I'm planning to buy a camera within next few days and i came up with these two models.

Please help me in selecting the nice one..

Other options are also welcome..


----------



## quagmire (Oct 25, 2013)

^Fill these first : *www.thinkdigit.com/forum/cameras-camcorders/167265-questionnaire-buying-digital-camera.html


----------



## Amitsonu (Oct 25, 2013)

What's your budget?
20000  

Camera type?
Point and Shoot

Body Style?
Compact

How much zoom do you want/expect?
20X

Do you care for manual exposure controls?
Yes

What will you be shooting with this camera?
Ceremonies and tours

Will you be shooting mostly indoors/low light and/or action/sports?
No

Video?
HD

Do you have any particular model(s) in your mind?
SAMSUNG NX1000 and SONY HX50V

Any brand preference?

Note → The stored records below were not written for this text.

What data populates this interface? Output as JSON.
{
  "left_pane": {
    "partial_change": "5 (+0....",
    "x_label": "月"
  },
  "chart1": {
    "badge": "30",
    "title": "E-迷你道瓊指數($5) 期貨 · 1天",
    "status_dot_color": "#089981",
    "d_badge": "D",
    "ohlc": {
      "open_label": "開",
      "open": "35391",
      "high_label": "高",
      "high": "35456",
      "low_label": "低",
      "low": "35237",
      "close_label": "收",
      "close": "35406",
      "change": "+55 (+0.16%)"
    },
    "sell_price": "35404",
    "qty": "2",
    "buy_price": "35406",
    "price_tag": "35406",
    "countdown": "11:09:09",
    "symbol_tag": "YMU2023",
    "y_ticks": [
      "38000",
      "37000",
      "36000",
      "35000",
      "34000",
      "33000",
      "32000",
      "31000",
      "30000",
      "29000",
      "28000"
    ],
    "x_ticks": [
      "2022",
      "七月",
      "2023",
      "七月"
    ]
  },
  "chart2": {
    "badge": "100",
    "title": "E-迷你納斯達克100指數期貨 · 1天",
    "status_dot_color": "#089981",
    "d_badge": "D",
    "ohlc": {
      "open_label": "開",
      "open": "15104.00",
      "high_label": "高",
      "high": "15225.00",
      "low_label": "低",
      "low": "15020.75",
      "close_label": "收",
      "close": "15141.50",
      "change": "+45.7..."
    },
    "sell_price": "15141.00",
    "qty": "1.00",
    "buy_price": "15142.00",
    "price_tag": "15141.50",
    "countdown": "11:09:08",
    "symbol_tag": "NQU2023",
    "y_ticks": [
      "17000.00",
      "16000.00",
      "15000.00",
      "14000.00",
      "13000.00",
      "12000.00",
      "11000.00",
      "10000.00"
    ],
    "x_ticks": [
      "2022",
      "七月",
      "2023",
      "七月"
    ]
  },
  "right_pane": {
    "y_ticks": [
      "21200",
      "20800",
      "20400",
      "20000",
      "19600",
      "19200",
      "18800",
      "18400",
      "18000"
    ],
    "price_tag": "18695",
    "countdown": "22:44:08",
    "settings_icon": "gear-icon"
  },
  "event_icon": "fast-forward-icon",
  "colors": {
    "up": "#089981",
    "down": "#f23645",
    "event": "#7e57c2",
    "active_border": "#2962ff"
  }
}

Like/dislike
SONY, NIKON

From where will you be buying?
Online

Any other features you need?
Viewfinder, Image stabilization, Continuous drive/burst mode, Wifi, External flash, mic jack, HDMI, Remote, GPS, Articulated screen, Weatherproof, Extra frills like Panorama, HDR etc, battery type LI-ION.


----------



## nac (Oct 26, 2013)

NX1000 is an interchangeable lens camera, you wouldn't get 20x zoom in this budget.

HX50 is on the expensive side. I would go with TZ30 (need to be little hurry before it goes out of stock)


----------



## ruturaj3 (Oct 30, 2013)

My requirements are quite similar to you and i have shortlisted Sony WX300 and Sony HX50V.
Currently on ebay, WX300 is around 16.5k and HX50v is 19.5k..

I am thinking to buy HX50v.

@nac can you tell me what's good about TZ30 over HX50v?


----------



## nac (Oct 30, 2013)

HX50
+ VF, but you have to shell out extra.
+ More zoom in a smaller body.
+ WIFI, dedicated dial for EC.

None of these will be in TZ30, but still I prefer it. Coz, I just feel that HX50 is expensive.
If I want, more controls I would go with advanced compact and if I want more zoom, I would go with bridge. But there is no other camera out there which are similar to HX50. It's unique.

Here you're the one that gonna make the decision. Weigh up your needs, and pick the one which suits them.


----------



## ruturaj3 (Oct 30, 2013)

Thanks nac.


----------



## The Incinerator (Oct 30, 2013)

At your budget you can easily get a DSLR like the Canon 1100D with 18-55mm lens! Way way better images and controls. More over for beginners it has Full Auto mode where you just point and shoot. The guide feature us also great if you want to control the camera like a Pro. Later buy yourself a big zoom lens for Rs 9000 and you are all set!


----------